Comment 1 John Sanda 2018-04-17 14:55:58 UTC
PRs with changes:

https://github.com/openshift/origin-metrics/pull/410
https://github.com/openshift/openshift-ansible/pull/7998

The Cassandra image now sets auto_snapshot to false in cassandra.yaml. The image also has a new environment variable, TAKE_SNAPSHOT, which defaults to false. The environment variable can be controlled by setting the openshift_metrics_cassandra_take_snapshot property in your ansible inventory file. When set to true, a snapshot will be generated during the post startup life cycle hook. The name of the snapshot directory will be a timestamp.

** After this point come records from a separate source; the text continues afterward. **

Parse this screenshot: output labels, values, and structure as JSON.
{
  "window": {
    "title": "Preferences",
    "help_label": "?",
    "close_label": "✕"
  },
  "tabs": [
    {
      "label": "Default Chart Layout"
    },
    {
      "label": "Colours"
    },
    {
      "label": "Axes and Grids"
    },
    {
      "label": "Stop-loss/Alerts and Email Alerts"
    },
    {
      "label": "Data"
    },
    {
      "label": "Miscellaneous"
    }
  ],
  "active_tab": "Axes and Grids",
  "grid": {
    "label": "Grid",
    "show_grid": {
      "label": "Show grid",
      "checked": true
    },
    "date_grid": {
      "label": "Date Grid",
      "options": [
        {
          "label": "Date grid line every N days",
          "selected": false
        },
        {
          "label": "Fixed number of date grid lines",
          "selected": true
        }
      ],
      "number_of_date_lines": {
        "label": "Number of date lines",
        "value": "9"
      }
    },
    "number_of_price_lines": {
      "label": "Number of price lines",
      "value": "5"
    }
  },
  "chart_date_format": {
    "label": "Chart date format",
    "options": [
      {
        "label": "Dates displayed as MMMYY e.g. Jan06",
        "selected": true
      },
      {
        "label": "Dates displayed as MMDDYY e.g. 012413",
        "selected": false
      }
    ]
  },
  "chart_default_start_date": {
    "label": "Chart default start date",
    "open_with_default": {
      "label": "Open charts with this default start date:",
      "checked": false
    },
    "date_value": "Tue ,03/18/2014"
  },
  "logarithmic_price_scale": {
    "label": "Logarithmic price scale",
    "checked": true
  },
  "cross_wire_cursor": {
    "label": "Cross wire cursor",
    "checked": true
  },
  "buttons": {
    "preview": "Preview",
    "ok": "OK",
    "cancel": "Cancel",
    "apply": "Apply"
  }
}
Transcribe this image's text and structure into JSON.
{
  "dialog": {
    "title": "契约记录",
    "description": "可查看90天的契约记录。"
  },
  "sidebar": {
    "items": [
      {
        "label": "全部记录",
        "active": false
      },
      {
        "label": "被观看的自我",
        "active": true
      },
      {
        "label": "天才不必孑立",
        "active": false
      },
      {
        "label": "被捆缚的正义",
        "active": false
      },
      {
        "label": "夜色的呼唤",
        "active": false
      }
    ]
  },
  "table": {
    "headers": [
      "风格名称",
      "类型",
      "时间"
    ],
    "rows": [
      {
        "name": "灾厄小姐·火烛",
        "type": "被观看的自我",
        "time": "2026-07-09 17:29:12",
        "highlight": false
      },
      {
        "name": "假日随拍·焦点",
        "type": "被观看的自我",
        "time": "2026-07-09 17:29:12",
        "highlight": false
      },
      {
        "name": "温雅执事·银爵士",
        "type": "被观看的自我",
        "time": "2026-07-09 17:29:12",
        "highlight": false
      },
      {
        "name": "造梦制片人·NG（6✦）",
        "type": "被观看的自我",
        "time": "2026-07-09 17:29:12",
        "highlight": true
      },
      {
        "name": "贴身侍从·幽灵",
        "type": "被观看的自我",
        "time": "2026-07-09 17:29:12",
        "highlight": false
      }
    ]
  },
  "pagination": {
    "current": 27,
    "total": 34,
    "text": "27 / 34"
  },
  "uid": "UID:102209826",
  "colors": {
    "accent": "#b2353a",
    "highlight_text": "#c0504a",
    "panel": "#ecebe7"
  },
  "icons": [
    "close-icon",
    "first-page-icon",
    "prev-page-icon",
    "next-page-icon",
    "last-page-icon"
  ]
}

Comment 7 Junqi Zhao 2018-05-17 01:49:23 UTC
Default value for openshift_metrics_cassandra_take_snapshot is false, environment variable TAKE_SNAPSHOT is also false, when set openshift_metrics_cassandra_take_snapshot to true, environment variable TAKE_SNAPSHOT will be true, and can take snapshot.

openshift-ansible vesion
openshift-ansible-3.10.0-0.47.0.git.0.c018c8f.el7.noarch

Images:
metrics-heapster/images/v3.10.0-0.47.0.0
metrics-hawkular-metrics/images/v3.10.0-0.47.0.0
metrics-cassandra/images/v3.10.0-0.47.0.0
metrics-schema-installer/images/v3.10.0-0.47.0.0

Comment 9 errata-xmlrpc 2018-07-30 19:12:49 UTC
Since the problem described in this bug report should be
resolved in a recent advisory, it has been closed with a
resolution of ERRATA.

For information on the advisory, and where to find the updated
files, follow the link below.

If the solution does not work for you, open a new bug report.

https://access.redhat.com/errata/RHBA-2018:1816